Gait Recognition from Highly Compressed Videos
Andrei Niculae, Andy Catruna, Adrian Cosma, Daniel Rosner, Emilian Radoi
TL;DR
This work tackles gait recognition from highly compressed surveillance videos by decoupling artifact mitigation from pose estimation. It introduces a two-stage pipeline: automatic generation of degraded training data using high-quality PsyMo videos with ground-truth poses from ViTPose, and a task-adapted artifact-correction module (FBCNN) trained with a frozen HRNet pose estimator to maximize pose accuracy through the loss $L_{AC} = \sum_V \sum_{i=1}^{N} |\hat{p}^*_i - p_i|$. The approach yields superior pose estimation on degraded footage (e.g., AP up to $0.956$) while preserving performance on high-quality data, and it improves downstream gait recognition accuracy compared with direct fine-tuning methods. The results demonstrate that artifact correction guided by a downstream task can reliably improve gait analysis in real-world, low-quality surveillance settings, with potential applicability to broader in-the-wild datasets like DenseGait.
Abstract
Surveillance footage represents a valuable resource and opportunities for conducting gait analysis. However, the typical low quality and high noise levels in such footage can severely impact the accuracy of pose estimation algorithms, which are foundational for reliable gait analysis. Existing literature suggests a direct correlation between the efficacy of pose estimation and the subsequent gait analysis results. A common mitigation strategy involves fine-tuning pose estimation models on noisy data to improve robustness. However, this approach may degrade the downstream model's performance on the original high-quality data, leading to a trade-off that is undesirable in practice. We propose a processing pipeline that incorporates a task-targeted artifact correction model specifically designed to pre-process and enhance surveillance footage before pose estimation. Our artifact correction model is optimized to work alongside a state-of-the-art pose estimation network, HRNet, without requiring repeated fine-tuning of the pose estimation model. Furthermore, we propose a simple and robust method for obtaining low quality videos that are annotated with poses in an automatic manner with the purpose of training the artifact correction model.
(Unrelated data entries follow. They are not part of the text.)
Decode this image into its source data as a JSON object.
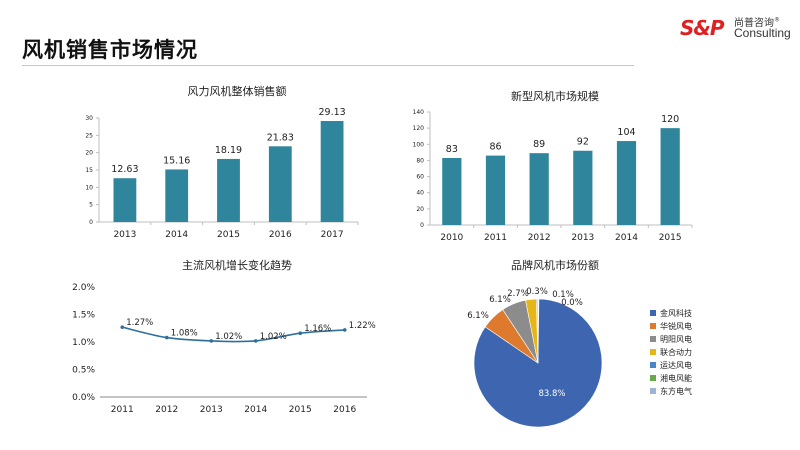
{
  "page": {
    "title": "风机销售市场情况"
  },
  "logo": {
    "mark": "S&P",
    "cn": "尚普咨询",
    "en": "Consulting",
    "reg": "®"
  },
  "colors": {
    "bar": "#2e859c",
    "line": "#2e6f9e",
    "axis": "#bfbfbf"
  },
  "chart_data": [
    {
      "type": "bar",
      "title": "风力风机整体销售额",
      "categories": [
        "2013",
        "2014",
        "2015",
        "2016",
        "2017"
      ],
      "values": [
        12.63,
        15.16,
        18.19,
        21.83,
        29.13
      ],
      "value_labels": [
        "12.63",
        "15.16",
        "18.19",
        "21.83",
        "29.13"
      ],
      "ylim": [
        0,
        30
      ],
      "yticks": [
        "0",
        "5",
        "10",
        "15",
        "20",
        "25",
        "30"
      ],
      "xlabel": "",
      "ylabel": ""
    },
    {
      "type": "bar",
      "title": "新型风机市场规模",
      "categories": [
        "2010",
        "2011",
        "2012",
        "2013",
        "2014",
        "2015"
      ],
      "values": [
        83,
        86,
        89,
        92,
        104,
        120
      ],
      "value_labels": [
        "83",
        "86",
        "89",
        "92",
        "104",
        "120"
      ],
      "ylim": [
        0,
        140
      ],
      "yticks": [
        "0",
        "20",
        "40",
        "60",
        "80",
        "100",
        "120",
        "140"
      ],
      "xlabel": "",
      "ylabel": ""
    },
    {
      "type": "line",
      "title": "主流风机增长变化趋势",
      "categories": [
        "2011",
        "2012",
        "2013",
        "2014",
        "2015",
        "2016"
      ],
      "values": [
        1.27,
        1.08,
        1.02,
        1.02,
        1.16,
        1.22
      ],
      "value_labels": [
        "1.27%",
        "1.08%",
        "1.02%",
        "1.02%",
        "1.16%",
        "1.22%"
      ],
      "ylim": [
        0,
        2.0
      ],
      "yticks": [
        "0.0%",
        "0.5%",
        "1.0%",
        "1.5%",
        "2.0%"
      ],
      "xlabel": "",
      "ylabel": ""
    },
    {
      "type": "pie",
      "title": "品牌风机市场份额",
      "labels": [
        "金风科技",
        "华锐风电",
        "明阳风电",
        "联合动力",
        "运达风电",
        "湘电风能",
        "东方电气"
      ],
      "values": [
        83.8,
        6.1,
        6.1,
        2.7,
        0.3,
        0.1,
        0.0
      ],
      "value_labels": [
        "83.8%",
        "6.1%",
        "6.1%",
        "2.7%",
        "0.3%",
        "0.1%",
        "0.0%"
      ],
      "colors": [
        "#3e66b0",
        "#dd7a2e",
        "#8c8c8c",
        "#e6b517",
        "#4a86c5",
        "#6aaa46",
        "#9db4d8"
      ],
      "legend": "right"
    }
  ]
}
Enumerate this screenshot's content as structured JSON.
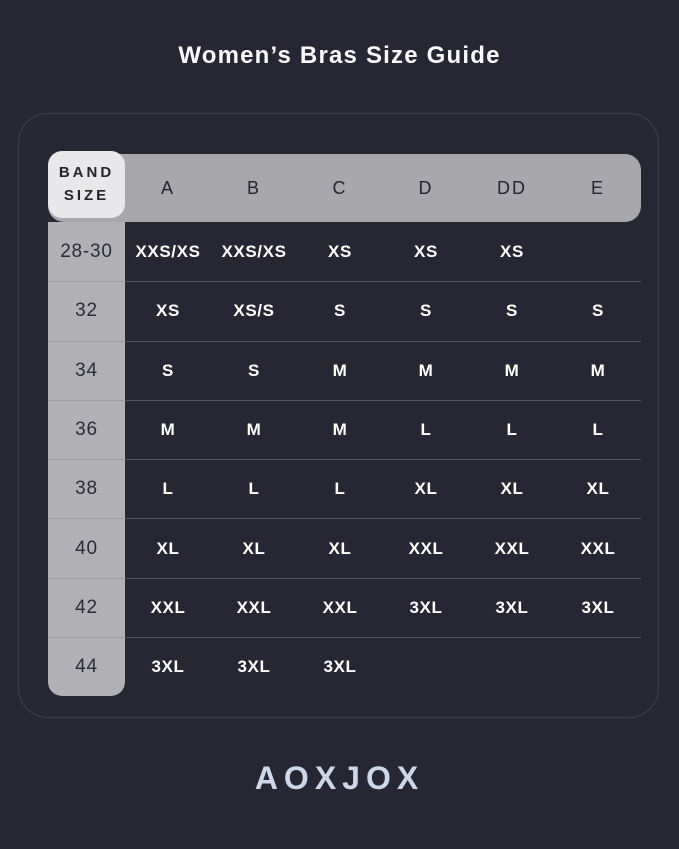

We systematically evaluate the performance of our artifact correction model against a range of noisy surveillance data and demonstrate that our approach not only achieves improved pose estimation on low-quality surveillance footage, but also preserves the integrity of the pose estimation on high resolution footage. Our experiments show a clear enhancement in gait analysis performance, supporting the viability of the proposed method as a superior alternative to direct fine-tuning strategies. Our contributions pave the way for more reliable gait analysis using surveillance data in real-world applications, regardless of data quality.